Socially – When we arrived, I saw that my neighborhood had very few children, which meant that meeting other kids at the local park just didn’t happen. I quickly learned that social connections happen almost exclusively through the schools – meaning those who aren’t part of the school aren’t part of the social group. There were almost no extracurricular activities where my kids could meet other kids in the charedi community. I spent years building a social network for my homeschooled kids in the US, and there was no way that I could create something overnight for kids who were already in middle and high school. While I think that peer socialization is drastically overrated, raising my kids in a new culture in isolation wasn’t something I felt was in their best interest. I also live in a community where even very small differences make a big statement – big differences put you outside of the community altogether.
It’s interesting how many teens have told my kids they don’t seem like homeschoolers. Why? I don’t know where they got these perceptions since most of them hadn’t met homeschoolers personally and I’d like to think if they had, they wouldn’t have made this comment. But the response my kids have gotten is that, “You’re not a nerd/you’re so with it/ you don’t dress like homeschoolers” etc. I am bothered the assumption that homeschoolers will be social misfits because it’s just so inaccurate. Sure, there will always be quirky kids who won’t fit into the standard peg of society, regardless of where they are educated.

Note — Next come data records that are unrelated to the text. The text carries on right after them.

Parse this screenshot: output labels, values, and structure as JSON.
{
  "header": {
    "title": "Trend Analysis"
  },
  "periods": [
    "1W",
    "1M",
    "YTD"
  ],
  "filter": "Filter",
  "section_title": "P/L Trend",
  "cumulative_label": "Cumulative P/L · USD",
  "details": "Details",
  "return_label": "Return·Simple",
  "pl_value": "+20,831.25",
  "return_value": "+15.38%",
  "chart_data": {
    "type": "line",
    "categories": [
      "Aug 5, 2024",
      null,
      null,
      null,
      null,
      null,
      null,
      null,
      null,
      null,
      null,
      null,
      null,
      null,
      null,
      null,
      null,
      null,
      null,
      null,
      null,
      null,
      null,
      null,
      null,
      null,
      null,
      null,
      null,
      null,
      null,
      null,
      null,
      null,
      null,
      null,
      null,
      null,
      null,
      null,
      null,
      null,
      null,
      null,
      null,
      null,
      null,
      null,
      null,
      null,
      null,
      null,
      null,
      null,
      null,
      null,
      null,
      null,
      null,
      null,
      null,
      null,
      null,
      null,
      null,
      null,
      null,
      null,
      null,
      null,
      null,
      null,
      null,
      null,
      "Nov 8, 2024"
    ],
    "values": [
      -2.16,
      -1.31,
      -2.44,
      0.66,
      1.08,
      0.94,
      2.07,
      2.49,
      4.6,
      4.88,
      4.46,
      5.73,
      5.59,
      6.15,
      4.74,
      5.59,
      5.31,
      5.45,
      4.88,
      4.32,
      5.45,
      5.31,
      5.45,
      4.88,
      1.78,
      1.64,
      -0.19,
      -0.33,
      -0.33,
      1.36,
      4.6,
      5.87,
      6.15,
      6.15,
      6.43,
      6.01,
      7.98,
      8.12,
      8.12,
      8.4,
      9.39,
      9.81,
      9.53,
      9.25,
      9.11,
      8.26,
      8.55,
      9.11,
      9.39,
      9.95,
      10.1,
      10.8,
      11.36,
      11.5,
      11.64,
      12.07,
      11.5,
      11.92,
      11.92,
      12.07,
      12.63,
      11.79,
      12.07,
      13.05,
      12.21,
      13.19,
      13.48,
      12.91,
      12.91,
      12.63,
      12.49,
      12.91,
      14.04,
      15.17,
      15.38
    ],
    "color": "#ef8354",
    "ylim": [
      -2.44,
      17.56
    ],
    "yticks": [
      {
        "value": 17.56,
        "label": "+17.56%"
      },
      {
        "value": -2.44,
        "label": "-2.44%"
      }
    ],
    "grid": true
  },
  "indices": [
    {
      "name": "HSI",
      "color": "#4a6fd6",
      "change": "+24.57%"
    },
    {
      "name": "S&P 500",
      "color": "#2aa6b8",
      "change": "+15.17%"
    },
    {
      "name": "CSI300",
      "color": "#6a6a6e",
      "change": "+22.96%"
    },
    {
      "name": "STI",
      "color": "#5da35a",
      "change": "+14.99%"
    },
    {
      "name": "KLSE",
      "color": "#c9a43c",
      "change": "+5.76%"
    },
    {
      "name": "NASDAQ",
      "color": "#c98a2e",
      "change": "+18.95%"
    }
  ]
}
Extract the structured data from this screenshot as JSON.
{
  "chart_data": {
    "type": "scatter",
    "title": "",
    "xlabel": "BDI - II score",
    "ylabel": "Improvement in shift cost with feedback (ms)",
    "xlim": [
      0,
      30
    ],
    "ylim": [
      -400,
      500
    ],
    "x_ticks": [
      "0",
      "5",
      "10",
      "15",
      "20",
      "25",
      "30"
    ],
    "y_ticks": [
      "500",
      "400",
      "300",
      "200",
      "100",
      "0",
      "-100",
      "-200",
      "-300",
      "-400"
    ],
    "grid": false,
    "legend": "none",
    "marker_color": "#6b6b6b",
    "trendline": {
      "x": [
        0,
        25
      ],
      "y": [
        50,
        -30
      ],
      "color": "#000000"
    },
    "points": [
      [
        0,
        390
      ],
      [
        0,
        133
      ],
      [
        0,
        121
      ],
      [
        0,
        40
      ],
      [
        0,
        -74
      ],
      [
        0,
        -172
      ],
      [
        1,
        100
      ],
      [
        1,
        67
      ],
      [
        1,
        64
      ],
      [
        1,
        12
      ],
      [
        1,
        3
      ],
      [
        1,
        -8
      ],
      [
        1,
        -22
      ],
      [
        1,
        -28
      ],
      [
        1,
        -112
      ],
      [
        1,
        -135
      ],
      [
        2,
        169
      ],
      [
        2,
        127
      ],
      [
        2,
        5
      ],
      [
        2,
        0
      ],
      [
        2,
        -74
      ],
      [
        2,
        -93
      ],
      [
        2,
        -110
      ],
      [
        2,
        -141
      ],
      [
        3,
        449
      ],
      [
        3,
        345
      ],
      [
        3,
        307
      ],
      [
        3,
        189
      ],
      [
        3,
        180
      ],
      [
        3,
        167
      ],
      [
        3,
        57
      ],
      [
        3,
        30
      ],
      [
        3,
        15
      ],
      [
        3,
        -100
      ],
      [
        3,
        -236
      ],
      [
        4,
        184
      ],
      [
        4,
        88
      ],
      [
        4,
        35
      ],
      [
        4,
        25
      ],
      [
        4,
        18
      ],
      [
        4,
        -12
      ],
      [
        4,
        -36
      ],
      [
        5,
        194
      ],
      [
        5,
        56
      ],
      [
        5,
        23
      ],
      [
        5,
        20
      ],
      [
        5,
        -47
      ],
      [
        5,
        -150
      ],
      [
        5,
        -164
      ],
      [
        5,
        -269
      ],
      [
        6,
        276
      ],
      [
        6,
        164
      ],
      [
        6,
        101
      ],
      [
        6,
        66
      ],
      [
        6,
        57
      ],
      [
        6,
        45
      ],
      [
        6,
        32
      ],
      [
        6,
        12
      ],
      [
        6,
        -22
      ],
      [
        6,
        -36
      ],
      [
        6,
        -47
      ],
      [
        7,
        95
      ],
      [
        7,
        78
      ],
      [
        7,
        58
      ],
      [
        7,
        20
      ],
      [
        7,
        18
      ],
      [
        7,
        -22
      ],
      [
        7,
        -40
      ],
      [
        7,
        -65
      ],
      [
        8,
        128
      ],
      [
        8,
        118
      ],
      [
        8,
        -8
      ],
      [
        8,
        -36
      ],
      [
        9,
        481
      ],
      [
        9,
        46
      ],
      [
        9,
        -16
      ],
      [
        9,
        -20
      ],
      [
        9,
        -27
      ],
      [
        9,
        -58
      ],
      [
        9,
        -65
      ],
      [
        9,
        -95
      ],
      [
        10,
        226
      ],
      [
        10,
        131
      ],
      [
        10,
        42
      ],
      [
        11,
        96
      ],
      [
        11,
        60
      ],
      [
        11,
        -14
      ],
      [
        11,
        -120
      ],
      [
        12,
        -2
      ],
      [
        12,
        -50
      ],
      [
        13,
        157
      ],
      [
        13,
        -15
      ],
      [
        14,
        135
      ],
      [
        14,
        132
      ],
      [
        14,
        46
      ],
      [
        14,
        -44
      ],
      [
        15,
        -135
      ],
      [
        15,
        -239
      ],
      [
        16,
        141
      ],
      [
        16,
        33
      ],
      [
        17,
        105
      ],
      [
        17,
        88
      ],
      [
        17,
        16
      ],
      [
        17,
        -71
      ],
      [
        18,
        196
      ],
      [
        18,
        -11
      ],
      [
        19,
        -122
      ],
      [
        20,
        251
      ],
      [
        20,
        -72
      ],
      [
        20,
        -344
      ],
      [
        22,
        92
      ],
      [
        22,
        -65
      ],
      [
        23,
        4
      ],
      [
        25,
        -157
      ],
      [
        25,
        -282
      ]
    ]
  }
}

The assumption that kids who are homeschooled are losers or their parents are losers and that’s why they homeschool is just flat out wrong. My kids had – as do most homeschoolers – a variety of experiences with people of different backgrounds and ages, and I felt very comfortable that they were socially integrating in healthy and appropriate ways. However, when moving here they needed to learn not only a new language, but a new culture. This is something I absolutely can’t teach them because it has to be experienced.

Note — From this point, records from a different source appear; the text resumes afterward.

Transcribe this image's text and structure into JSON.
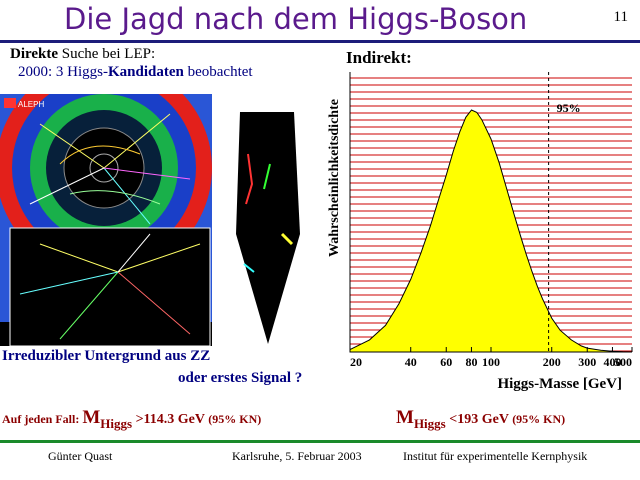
{
  "title": "Die Jagd nach dem Higgs-Boson",
  "page_number": "11",
  "direct": {
    "bold": "Direkte",
    "rest": " Suche bei LEP:"
  },
  "candidates": {
    "year": "2000:  3 Higgs-",
    "bold": "Kandidaten",
    "rest": " beobachtet"
  },
  "event_display": {
    "logo_text": "ALEPH"
  },
  "background_caption": {
    "line1": "Irreduzibler Untergrund aus ZZ",
    "line2": "oder erstes Signal ?"
  },
  "limit_lower": {
    "prefix": "Auf jeden Fall: ",
    "m": "M",
    "sub": "Higgs",
    "value": " >114.3 GeV ",
    "cl": "(95% KN)"
  },
  "limit_upper": {
    "m": "M",
    "sub": "Higgs",
    "value": " <193 GeV ",
    "cl": "(95% KN)"
  },
  "indirect_label": "Indirekt:",
  "chart_data": {
    "type": "area",
    "ylabel": "Wahrscheinlichkeitsdichte",
    "xlabel": "Higgs-Masse [GeV]",
    "x_scale": "log",
    "xlim": [
      20,
      500
    ],
    "x_ticks": [
      20,
      40,
      60,
      80,
      100,
      200,
      300,
      400,
      500
    ],
    "x_tick_labels": [
      "20",
      "40",
      "60",
      "80",
      "100",
      "200",
      "300",
      "400",
      "500"
    ],
    "ylim": [
      0,
      1
    ],
    "peak_mass": 80,
    "x": [
      20,
      25,
      30,
      35,
      40,
      45,
      50,
      55,
      60,
      65,
      70,
      75,
      80,
      85,
      90,
      100,
      110,
      120,
      130,
      140,
      150,
      160,
      170,
      180,
      200,
      220,
      250,
      280,
      300,
      350,
      400,
      450,
      500
    ],
    "y": [
      0.01,
      0.05,
      0.11,
      0.2,
      0.3,
      0.41,
      0.52,
      0.63,
      0.73,
      0.83,
      0.91,
      0.97,
      1.0,
      0.99,
      0.96,
      0.88,
      0.78,
      0.67,
      0.57,
      0.48,
      0.4,
      0.33,
      0.27,
      0.22,
      0.14,
      0.09,
      0.05,
      0.025,
      0.016,
      0.007,
      0.003,
      0.001,
      0.0
    ],
    "limit_line": {
      "x": 193,
      "label": "95%"
    },
    "fill_color": "#ffff00",
    "hatch_color": "#cc0000"
  },
  "footer": {
    "left": "Günter Quast",
    "middle": "Karlsruhe,  5. Februar 2003",
    "right": "Institut für experimentelle Kernphysik"
  }
}
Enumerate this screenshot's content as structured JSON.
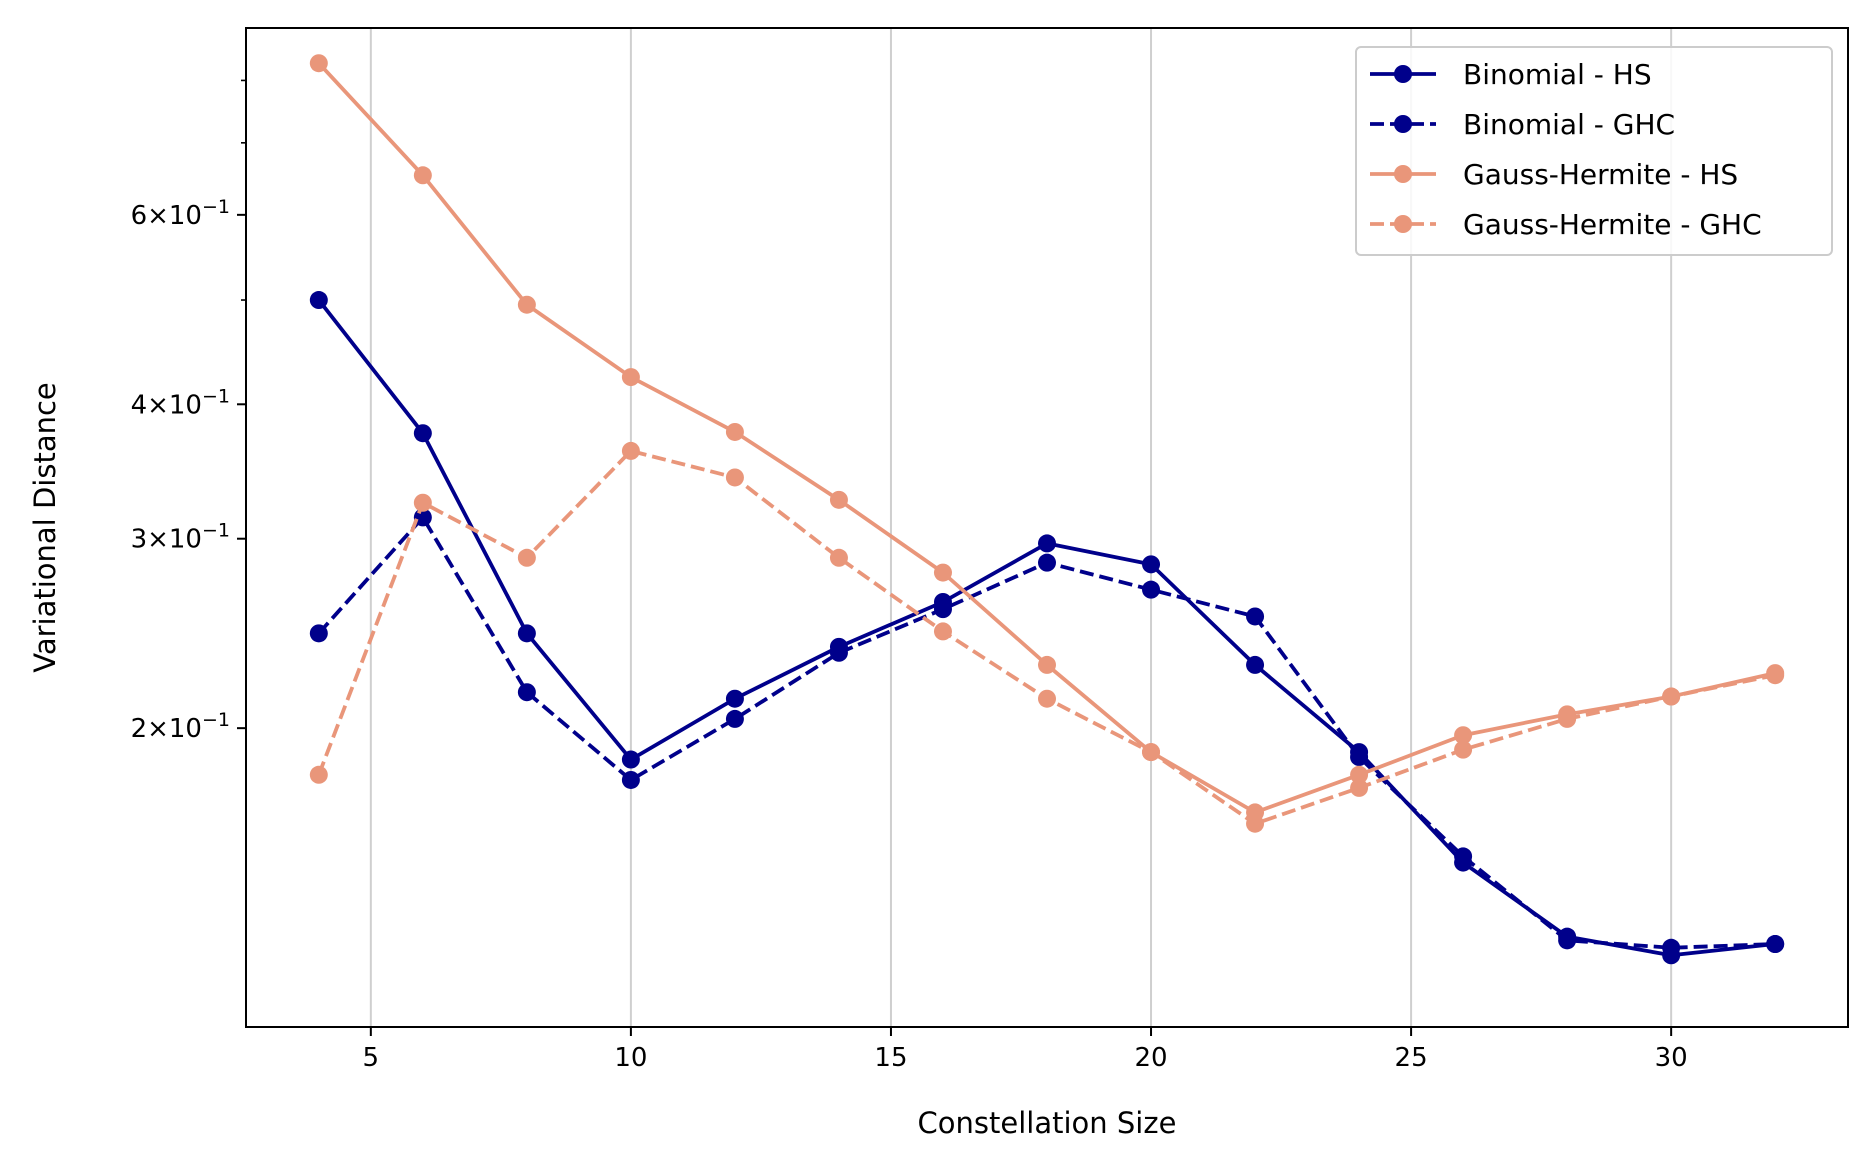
{
  "chart_data": {
    "type": "line",
    "xlabel": "Constellation Size",
    "ylabel": "Variational Distance",
    "xlim": [
      2.6,
      33.4
    ],
    "ylim": [
      0.1055,
      0.895
    ],
    "yscale": "log",
    "grid": "vertical",
    "legend_position": "top-right",
    "x": [
      4,
      6,
      8,
      10,
      12,
      14,
      16,
      18,
      20,
      22,
      24,
      26,
      28,
      30,
      32
    ],
    "xticks": [
      5,
      10,
      15,
      20,
      25,
      30
    ],
    "xtick_labels": [
      "5",
      "10",
      "15",
      "20",
      "25",
      "30"
    ],
    "yticks_major": [
      {
        "value": 0.2,
        "base": "2×10",
        "exp": "−1"
      },
      {
        "value": 0.3,
        "base": "3×10",
        "exp": "−1"
      },
      {
        "value": 0.4,
        "base": "4×10",
        "exp": "−1"
      },
      {
        "value": 0.6,
        "base": "6×10",
        "exp": "−1"
      }
    ],
    "yticks_minor": [
      0.5,
      0.7,
      0.8
    ],
    "series": [
      {
        "name": "Binomial - HS",
        "color": "#00008b",
        "dash": "solid",
        "values": [
          0.5,
          0.376,
          0.245,
          0.187,
          0.213,
          0.238,
          0.262,
          0.297,
          0.284,
          0.229,
          0.19,
          0.15,
          0.128,
          0.123,
          0.126
        ]
      },
      {
        "name": "Binomial - GHC",
        "color": "#00008b",
        "dash": "dashed",
        "values": [
          0.245,
          0.314,
          0.216,
          0.179,
          0.204,
          0.235,
          0.258,
          0.285,
          0.269,
          0.254,
          0.188,
          0.152,
          0.127,
          0.125,
          0.126
        ]
      },
      {
        "name": "Gauss-Hermite - HS",
        "color": "#e9967a",
        "dash": "solid",
        "values": [
          0.83,
          0.653,
          0.495,
          0.424,
          0.377,
          0.326,
          0.279,
          0.229,
          0.19,
          0.167,
          0.181,
          0.197,
          0.206,
          0.214,
          0.225
        ]
      },
      {
        "name": "Gauss-Hermite - GHC",
        "color": "#e9967a",
        "dash": "dashed",
        "values": [
          0.181,
          0.324,
          0.288,
          0.362,
          0.342,
          0.288,
          0.246,
          0.213,
          0.19,
          0.163,
          0.176,
          0.191,
          0.204,
          0.214,
          0.224
        ]
      }
    ]
  }
}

Now you could tell me, but there are other homeschoolers in Israel – your kids don’t have to be isolated or removed from Israeli society! That’s true, but without a car and with a limited budget, getting together with other homeschoolers would be difficult and expensive. There are no other homeschoolers in my city of over 50,000, certainly not any in my religious community where our children would most naturally seek out peers.
I didn’t want my childrens’ only social contacts to be with other kids that they could see – at best – once a month. Since those contacts would be with English speaking children, it wouldn’t help them learn the language or culture. And once again, without a car and a large budget, I knew I couldn’t provide them with the many enriching activities that were an integral part of our homeschooling for over a decade. If I had a very different budget, this would shift things dramatically but I don’t and that’s my reality.
I miss homeschooling. But I feel that I did the right thing for my kids taking into account the limitations of where we live, and they agree. One thing that’s good about the school day here is that it’s much shorter than in the US. Now that we’re over the first year of our aliyah, a question that I’m actively working on is, how to provide my kids who go to school with what I felt were the bigger advantages of homeschooling? I’m working on this but probably won’t share about this for quite a while since it’s obviously going to be experimental!
(Edited Aug. 2019- we began homeschooling ds5 and ds10 towards the end of the 2012 school year; they were joined by dd12 and ds7 for the following school year and all have been homeschooled since. Clearly my position on homeschooling in Israel as an English speaker has changed!)